We failed, he argues, to solve this problem when we could: “For in the decade that ran between 1979 and 1989, we had an excellent chance. The world’s major powers came within several signatures of endorsing a binding framework to reduce carbon emissions — far closer than we’ve come since.”

The book samples the surprisingly early and frank consensus that our fossil-fuel habit was altering the atmosphere, ocean and land into a planet that “would soon cease to resemble itself.”

To carry this story, Rich identifies two protagonists: Rafe Pomerance, an energetic lobbyist for Friends of the Earth with zero scientific training, and James Hansen, a mild-mannered climatologist.
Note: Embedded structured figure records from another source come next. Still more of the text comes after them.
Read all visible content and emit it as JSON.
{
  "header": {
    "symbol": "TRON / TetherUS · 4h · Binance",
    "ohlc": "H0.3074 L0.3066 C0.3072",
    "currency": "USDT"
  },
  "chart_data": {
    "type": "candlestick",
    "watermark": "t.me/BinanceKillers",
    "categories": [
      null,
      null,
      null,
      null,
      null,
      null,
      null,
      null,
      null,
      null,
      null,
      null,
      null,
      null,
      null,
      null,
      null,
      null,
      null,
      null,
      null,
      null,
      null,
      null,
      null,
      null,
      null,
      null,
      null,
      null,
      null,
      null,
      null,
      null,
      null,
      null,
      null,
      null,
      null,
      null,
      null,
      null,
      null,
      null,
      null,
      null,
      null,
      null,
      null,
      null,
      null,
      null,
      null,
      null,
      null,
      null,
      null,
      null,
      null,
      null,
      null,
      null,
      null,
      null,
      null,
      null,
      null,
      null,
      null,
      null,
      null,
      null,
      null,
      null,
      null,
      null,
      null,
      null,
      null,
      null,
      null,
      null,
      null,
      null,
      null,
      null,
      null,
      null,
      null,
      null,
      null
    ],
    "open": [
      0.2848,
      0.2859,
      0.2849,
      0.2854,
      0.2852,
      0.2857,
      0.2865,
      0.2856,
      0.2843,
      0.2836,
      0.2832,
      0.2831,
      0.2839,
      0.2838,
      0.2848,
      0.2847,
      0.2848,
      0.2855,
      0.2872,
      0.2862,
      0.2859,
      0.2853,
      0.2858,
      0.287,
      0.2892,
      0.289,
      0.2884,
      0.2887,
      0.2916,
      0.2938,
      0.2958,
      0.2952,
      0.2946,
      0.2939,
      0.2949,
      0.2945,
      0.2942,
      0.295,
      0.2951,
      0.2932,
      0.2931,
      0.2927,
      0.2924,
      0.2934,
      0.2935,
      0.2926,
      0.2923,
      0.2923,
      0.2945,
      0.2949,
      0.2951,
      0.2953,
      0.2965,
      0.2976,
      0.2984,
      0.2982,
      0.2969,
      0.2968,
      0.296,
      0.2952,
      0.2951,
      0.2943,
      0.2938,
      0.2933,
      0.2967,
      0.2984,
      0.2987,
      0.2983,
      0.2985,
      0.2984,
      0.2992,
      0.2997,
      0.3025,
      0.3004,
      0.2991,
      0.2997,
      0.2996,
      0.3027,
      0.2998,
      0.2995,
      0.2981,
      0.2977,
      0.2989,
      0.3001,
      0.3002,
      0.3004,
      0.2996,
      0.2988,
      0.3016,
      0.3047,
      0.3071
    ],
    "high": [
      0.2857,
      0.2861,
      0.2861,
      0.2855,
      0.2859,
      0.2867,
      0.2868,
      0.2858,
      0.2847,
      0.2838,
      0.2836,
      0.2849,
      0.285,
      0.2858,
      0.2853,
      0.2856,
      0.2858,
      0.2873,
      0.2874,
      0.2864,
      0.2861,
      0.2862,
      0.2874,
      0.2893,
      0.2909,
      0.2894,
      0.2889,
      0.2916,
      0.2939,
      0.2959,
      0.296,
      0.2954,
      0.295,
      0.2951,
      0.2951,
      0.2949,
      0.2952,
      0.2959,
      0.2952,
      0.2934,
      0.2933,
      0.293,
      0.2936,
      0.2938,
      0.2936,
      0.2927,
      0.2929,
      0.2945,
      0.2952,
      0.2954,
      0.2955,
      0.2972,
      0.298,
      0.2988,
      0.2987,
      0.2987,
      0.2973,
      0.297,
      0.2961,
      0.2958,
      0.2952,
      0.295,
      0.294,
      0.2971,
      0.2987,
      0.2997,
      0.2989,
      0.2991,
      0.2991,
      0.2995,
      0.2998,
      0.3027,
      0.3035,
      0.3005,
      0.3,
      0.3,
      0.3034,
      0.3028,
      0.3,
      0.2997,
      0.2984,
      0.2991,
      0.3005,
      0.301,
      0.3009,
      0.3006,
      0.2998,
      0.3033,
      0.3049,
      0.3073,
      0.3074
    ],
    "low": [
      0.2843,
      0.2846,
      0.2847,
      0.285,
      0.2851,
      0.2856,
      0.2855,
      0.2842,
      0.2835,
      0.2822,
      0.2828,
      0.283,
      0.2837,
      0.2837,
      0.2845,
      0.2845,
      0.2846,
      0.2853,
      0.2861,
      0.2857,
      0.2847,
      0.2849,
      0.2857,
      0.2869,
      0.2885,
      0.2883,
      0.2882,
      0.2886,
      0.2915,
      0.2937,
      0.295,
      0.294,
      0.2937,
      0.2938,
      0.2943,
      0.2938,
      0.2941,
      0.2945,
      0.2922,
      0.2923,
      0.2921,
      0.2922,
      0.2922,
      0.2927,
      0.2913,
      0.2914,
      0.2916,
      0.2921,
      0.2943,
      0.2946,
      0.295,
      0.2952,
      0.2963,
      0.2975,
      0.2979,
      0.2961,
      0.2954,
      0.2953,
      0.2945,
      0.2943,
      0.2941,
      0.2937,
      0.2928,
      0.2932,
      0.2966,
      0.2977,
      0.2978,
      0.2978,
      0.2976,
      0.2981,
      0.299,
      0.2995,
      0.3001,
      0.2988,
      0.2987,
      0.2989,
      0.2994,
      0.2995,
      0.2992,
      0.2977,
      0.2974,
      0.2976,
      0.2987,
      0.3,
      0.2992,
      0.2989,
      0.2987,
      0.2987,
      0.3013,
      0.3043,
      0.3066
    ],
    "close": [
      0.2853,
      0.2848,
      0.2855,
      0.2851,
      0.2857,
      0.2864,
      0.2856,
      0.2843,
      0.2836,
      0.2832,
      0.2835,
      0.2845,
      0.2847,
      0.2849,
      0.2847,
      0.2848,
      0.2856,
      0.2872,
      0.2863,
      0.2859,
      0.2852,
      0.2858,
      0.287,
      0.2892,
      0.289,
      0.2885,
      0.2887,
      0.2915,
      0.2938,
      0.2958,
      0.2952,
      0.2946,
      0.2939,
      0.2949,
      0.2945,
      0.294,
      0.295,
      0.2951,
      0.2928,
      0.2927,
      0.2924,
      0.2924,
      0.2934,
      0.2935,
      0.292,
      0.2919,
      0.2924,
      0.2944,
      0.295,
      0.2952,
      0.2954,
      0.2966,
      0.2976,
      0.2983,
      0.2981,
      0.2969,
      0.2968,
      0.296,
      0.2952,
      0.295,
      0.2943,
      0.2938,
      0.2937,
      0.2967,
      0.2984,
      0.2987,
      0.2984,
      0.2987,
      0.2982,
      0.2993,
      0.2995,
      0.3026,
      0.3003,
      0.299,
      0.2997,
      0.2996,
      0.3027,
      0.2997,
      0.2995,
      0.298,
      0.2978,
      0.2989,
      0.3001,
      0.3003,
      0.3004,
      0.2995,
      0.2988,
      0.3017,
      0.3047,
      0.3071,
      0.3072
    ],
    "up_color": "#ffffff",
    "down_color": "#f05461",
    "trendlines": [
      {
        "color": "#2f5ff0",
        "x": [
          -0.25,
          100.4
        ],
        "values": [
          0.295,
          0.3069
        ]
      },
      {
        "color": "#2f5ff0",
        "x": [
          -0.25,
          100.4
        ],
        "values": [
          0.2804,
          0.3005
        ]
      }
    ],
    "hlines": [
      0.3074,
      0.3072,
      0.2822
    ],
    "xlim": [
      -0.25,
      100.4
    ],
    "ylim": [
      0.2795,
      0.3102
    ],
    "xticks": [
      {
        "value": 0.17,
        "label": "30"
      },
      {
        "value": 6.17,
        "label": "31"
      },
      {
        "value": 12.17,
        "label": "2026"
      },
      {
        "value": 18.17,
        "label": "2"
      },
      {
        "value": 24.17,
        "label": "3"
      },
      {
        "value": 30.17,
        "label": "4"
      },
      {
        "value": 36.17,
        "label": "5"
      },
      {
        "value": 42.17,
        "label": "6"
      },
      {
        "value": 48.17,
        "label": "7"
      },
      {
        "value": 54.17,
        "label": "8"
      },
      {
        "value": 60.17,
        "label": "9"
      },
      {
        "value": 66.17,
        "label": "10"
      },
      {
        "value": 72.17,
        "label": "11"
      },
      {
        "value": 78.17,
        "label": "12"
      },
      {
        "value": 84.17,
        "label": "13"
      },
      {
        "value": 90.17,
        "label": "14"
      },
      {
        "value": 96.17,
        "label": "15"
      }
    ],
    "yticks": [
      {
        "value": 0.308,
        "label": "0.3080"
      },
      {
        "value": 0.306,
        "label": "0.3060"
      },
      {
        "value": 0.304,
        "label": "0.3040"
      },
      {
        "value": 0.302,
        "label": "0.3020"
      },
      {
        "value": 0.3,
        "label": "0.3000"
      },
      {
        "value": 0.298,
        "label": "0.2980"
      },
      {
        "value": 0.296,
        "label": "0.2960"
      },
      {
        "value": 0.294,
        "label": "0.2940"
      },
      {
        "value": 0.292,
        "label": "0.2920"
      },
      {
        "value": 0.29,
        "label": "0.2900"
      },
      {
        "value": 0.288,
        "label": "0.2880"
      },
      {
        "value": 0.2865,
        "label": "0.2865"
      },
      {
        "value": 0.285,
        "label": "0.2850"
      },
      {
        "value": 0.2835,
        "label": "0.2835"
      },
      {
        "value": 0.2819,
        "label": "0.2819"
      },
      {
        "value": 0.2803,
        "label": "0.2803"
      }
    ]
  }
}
Hansen was 38 in 1979; Pomerance was 32. (Intriguingly, both men resemble Rich’s fictional Mitchell Zukor, a brilliant disaster forecaster who anchors “Odds Against Tomorrow” as a future Manhattan floods.)

Back in the real world, circa 1980, Pomerance flew to a gathering of two dozen experts on Florida’s Gulf Coast to suggest climate change legislation. One Stanford engineer framed it as an economic question: How much do we value the future?

Rich recounts the discussion: “We have less time than we realize, said an MIT nuclear engineer named David Rose, who studied how civilizations responded to large technical crises. 'People leave their problems until the eleventh hour, the fifty-ninth minute,’ he said. ‘And then: Eloi, Eloi, lama sabachthani?’”

In this telling, Jesus’s Aramaic lamentation, “My God, My God, why have you forsaken me?” pairs nicely with the general human impulse to put our heads in the sand.

Of course, as Rich reports it, ExxonMobil was working the fog-machine on the other side of the street: “The dominant narrative for the last quarter century has concerned the unrestrained efforts of the fossil fuel industry, compounded by the ingratiating abetment of the Republican Party, to suppress scientific fact, confuse the public, and bribe politicians.”

A big assist came from John Sununu, George H.W. Bush’s chief of staff, who scuttled that aforementioned best chance: the 1989 International Planet Protection Convention in the Netherlands.

A decade earlier, when the Gulf Coast gathering broke apart around quarrelsome semantics, Pomerance determined the planet “needed a hero. He just had to find one.” Enter Hansen.

Some critics have dinged Rich for this comic-book approach, embedded in a savior trope beloved of American white male elites. And he seems to have responded in his afterword, writing that “there will eventually emerge a vigorous, populist campaign” to combat the eco-villains.

But it feels wrongheaded to be distracted from the story by its structure. This is no science book; there are no charts, let alone equations. This is a well-told tale that grapples with Aristotle’s fundamental insight that humans are political animals — and asks whether we can finally, collectively, rouse ourselves to act.